Capacitor discharge is the process by which a charged capacitor releases its stored electrical energy back into the circuit. The speed and duration of this discharge are determined by the resistance in the circuit. In this context, the capacitor is initially charged by the circuit voltage. When the capacitor discharges, it releases energy which can be calculated using \( U = \frac{1}{2} C V^2 \), where \( U \) is the stored energy, \( C \) is the capacitance, and \( V \) is the voltage across the capacitor.

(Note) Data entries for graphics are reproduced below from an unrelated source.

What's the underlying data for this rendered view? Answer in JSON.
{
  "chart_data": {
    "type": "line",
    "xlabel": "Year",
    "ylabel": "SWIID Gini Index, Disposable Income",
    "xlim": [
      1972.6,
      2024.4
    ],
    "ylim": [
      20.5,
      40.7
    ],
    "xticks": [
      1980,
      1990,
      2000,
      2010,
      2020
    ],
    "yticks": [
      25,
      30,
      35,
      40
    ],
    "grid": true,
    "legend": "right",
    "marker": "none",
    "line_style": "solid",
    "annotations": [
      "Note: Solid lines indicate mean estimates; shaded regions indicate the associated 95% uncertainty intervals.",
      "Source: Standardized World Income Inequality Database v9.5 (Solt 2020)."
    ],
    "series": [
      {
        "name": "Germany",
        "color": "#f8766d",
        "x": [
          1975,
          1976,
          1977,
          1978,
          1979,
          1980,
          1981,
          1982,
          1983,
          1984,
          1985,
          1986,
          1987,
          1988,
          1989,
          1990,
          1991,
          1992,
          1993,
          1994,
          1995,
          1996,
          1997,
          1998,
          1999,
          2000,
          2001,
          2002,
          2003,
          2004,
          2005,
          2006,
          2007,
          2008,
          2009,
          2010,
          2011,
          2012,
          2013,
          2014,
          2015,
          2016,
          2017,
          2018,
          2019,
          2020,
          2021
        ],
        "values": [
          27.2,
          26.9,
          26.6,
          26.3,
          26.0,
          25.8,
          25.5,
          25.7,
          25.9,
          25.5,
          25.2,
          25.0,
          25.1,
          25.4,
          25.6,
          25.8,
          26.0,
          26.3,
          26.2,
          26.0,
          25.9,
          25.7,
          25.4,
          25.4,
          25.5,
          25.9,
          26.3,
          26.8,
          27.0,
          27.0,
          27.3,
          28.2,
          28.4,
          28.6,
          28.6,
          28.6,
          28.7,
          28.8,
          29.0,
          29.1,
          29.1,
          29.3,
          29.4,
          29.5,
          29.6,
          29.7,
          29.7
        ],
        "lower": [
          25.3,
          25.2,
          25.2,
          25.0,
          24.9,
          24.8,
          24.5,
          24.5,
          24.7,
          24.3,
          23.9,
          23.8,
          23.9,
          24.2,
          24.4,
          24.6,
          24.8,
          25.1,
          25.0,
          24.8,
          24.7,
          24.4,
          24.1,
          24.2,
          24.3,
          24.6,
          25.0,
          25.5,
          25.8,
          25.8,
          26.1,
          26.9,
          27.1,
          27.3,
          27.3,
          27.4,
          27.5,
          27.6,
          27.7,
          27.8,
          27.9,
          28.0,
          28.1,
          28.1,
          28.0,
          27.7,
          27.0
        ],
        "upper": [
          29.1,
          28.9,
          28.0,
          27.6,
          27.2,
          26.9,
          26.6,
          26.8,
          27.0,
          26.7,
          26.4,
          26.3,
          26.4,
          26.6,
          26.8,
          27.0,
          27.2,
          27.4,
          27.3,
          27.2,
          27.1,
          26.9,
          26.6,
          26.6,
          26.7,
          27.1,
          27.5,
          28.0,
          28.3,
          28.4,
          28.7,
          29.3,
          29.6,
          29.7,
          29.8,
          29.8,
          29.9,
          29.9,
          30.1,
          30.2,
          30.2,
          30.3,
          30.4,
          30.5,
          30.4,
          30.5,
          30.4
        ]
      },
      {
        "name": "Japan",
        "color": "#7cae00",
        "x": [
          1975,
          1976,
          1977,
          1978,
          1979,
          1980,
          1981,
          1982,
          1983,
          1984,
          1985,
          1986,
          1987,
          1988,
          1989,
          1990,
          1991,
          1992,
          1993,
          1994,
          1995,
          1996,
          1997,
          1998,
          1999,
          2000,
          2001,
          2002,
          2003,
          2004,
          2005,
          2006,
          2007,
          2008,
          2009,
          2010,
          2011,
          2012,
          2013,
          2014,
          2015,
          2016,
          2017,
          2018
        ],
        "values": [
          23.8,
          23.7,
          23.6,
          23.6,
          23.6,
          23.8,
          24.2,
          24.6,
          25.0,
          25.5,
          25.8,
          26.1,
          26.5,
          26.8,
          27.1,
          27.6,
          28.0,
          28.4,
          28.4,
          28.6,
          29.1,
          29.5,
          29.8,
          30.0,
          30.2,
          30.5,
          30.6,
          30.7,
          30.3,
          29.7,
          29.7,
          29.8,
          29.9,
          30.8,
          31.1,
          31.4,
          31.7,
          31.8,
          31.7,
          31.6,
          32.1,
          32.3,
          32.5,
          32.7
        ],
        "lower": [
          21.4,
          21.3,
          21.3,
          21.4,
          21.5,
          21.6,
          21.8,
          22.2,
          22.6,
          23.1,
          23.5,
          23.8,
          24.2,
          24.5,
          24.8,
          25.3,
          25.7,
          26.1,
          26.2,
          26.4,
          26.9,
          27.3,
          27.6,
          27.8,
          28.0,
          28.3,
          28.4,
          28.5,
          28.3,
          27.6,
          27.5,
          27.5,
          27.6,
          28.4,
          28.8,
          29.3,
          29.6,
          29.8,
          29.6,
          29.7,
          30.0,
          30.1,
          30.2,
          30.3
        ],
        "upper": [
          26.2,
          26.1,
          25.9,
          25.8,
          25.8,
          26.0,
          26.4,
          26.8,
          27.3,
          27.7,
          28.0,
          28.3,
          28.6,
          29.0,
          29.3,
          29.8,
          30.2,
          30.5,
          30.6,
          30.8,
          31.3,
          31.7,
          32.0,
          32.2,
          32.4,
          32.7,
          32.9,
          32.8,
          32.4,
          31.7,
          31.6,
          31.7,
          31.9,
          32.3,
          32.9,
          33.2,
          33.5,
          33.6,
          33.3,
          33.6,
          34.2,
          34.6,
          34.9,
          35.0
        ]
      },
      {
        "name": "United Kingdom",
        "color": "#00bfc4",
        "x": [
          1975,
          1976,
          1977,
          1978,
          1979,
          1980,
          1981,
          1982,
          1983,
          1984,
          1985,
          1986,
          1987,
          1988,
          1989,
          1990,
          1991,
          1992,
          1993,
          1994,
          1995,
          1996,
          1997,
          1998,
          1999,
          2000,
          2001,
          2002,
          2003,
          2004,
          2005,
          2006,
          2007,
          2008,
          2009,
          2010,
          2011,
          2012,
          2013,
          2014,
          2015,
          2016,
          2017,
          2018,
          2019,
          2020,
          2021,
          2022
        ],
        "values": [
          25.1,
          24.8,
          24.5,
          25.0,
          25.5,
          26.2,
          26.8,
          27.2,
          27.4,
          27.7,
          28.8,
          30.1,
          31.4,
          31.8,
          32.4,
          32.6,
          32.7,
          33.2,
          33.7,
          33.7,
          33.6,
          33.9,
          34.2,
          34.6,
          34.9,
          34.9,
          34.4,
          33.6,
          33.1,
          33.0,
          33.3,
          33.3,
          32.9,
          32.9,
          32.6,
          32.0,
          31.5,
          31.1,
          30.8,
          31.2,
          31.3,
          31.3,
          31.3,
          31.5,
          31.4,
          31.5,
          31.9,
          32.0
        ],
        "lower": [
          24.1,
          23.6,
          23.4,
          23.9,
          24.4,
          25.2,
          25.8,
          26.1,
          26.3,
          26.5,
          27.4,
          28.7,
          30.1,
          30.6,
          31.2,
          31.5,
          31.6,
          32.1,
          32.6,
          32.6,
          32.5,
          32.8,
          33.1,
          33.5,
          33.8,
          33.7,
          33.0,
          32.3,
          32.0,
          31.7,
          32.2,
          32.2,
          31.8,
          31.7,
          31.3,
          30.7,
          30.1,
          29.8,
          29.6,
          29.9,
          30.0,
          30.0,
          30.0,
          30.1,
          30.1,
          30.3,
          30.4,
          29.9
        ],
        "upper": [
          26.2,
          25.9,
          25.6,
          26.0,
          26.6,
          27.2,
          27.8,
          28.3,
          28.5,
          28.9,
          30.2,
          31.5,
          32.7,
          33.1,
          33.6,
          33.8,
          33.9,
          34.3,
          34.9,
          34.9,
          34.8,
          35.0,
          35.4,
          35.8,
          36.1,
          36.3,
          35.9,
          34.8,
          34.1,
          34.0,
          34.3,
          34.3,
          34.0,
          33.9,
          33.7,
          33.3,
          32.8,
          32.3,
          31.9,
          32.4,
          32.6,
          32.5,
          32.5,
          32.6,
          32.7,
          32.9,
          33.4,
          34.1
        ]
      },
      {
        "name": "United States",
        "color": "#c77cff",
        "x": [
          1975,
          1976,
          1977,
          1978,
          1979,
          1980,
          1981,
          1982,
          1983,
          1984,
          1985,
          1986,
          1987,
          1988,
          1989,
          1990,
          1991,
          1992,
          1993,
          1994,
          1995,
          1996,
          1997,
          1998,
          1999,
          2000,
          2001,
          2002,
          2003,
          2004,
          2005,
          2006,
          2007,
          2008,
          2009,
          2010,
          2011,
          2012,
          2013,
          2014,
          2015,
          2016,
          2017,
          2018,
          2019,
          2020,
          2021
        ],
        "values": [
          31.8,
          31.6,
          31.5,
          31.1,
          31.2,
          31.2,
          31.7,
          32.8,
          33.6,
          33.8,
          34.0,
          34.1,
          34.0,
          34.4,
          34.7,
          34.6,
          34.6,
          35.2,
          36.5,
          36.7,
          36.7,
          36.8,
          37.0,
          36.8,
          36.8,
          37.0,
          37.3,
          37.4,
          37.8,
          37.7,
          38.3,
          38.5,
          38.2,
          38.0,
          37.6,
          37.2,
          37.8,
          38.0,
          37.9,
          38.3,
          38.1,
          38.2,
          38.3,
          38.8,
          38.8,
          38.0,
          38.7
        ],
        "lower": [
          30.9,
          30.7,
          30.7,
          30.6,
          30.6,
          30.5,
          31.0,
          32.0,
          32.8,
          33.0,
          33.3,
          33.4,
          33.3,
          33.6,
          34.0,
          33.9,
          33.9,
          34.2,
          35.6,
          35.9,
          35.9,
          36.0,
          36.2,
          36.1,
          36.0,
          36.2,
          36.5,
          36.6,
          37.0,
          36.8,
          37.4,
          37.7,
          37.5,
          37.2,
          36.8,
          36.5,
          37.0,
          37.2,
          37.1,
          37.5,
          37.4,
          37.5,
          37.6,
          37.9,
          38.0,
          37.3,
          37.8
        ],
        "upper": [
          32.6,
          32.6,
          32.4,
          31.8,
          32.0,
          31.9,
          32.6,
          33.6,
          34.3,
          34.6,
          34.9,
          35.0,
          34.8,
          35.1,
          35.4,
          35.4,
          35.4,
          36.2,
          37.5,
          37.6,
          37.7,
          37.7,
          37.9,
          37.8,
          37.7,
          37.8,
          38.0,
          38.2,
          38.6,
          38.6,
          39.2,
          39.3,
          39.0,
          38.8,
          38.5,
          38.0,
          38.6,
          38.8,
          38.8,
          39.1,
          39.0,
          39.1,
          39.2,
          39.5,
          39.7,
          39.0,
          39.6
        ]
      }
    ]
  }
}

In the problem, once the voltage across the resistor is calculated and subtracted from the emf of the source, the remaining voltage (11.25 V) is the voltage across the capacitor. This allows us to calculate the energy stored as \( 3.796 \times 10^{-4} \) J, which indicates how much energy is available for the capacitor to discharge.

Electrical Circuits

Understanding electrical circuits is essential for resolving problems involving various electronic components such as resistors and capacitors. An electrical circuit is a closed loop that allows current to flow, enabling energy transfer from the source to different components. Components in circuits can be configured in series or parallel arrangements, affecting how voltage and current are distributed.
In this exercise, we dealt with a simple series circuit comprising a resistor and capacitor connected to an emf source. This setup highlights fundamental principles like Ohm's Law and power dissipation, combined with the concept of controlled capacitance through charge and discharge cycles. Analyzing these components' interactions provides insights into the stored energy and power dynamics in electrical circuits, which is crucial for designing efficient and safe electronic devices.